Stochastic Flow Matching for Resolving Small-Scale Physics
This work addresses super-resolution for weather and physics applications, offering a novel approach to handle deterministic and stochastic components, but it is incremental as it builds on existing flow and diffusion models.
The paper tackled the problem of super-resolving small-scale details in physical sciences like weather, where challenges include misaligned distributions, multi-scale dynamics, and limited data, by proposing a stochastic flow matching framework that encodes inputs to a latent base distribution and adds stochastic details, resulting in significant outperformance over existing methods on real-world and PDE-based datasets.

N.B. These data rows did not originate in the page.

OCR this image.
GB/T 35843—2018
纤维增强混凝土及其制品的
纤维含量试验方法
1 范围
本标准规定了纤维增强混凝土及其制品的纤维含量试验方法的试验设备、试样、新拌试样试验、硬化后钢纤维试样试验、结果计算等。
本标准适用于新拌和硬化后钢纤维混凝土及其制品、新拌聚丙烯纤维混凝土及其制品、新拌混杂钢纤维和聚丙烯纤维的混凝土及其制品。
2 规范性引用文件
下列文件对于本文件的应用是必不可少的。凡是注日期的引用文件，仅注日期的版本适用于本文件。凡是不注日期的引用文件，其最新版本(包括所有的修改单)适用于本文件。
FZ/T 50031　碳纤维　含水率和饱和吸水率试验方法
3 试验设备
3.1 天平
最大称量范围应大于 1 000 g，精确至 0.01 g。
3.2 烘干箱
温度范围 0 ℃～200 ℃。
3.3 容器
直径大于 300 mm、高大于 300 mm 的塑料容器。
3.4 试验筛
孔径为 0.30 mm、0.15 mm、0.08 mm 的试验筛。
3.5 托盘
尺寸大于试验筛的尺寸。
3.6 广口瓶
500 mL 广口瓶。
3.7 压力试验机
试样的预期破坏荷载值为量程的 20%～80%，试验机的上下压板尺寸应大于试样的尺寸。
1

Conditioning diffusion and flow models have proven effective for super-resolving small-scale details in natural images.However, in physical sciences such as weather, super-resolving small-scale details poses significant challenges due to: (i) misalignment between input and output distributions (i.e., solutions to distinct partial differential equations (PDEs) follow different trajectories), (ii) multi-scale dynamics, deterministic dynamics at large scales vs. stochastic at small scales, and (iii) limited data, increasing the risk of overfitting. To address these challenges, we propose encoding the inputs to a latent base distribution that is closer to the target distribution, followed by flow matching to generate small-scale physics. The encoder captures the deterministic components, while flow matching adds stochastic small-scale details. To account for uncertainty in the deterministic part, we inject noise into the encoder output using an adaptive noise scaling mechanism, which is dynamically adjusted based on maximum-likelihood estimates of the encoder predictions. We conduct extensive experiments on both the real-world CWA weather dataset and the PDE-based Kolmogorov dataset, with the CWA task involving super-resolving the weather variables for the region of Taiwan from 25 km to 2 km scales. Our results show that the proposed stochastic flow matching (SFM) framework significantly outperforms existing methods such as conditional diffusion and flows.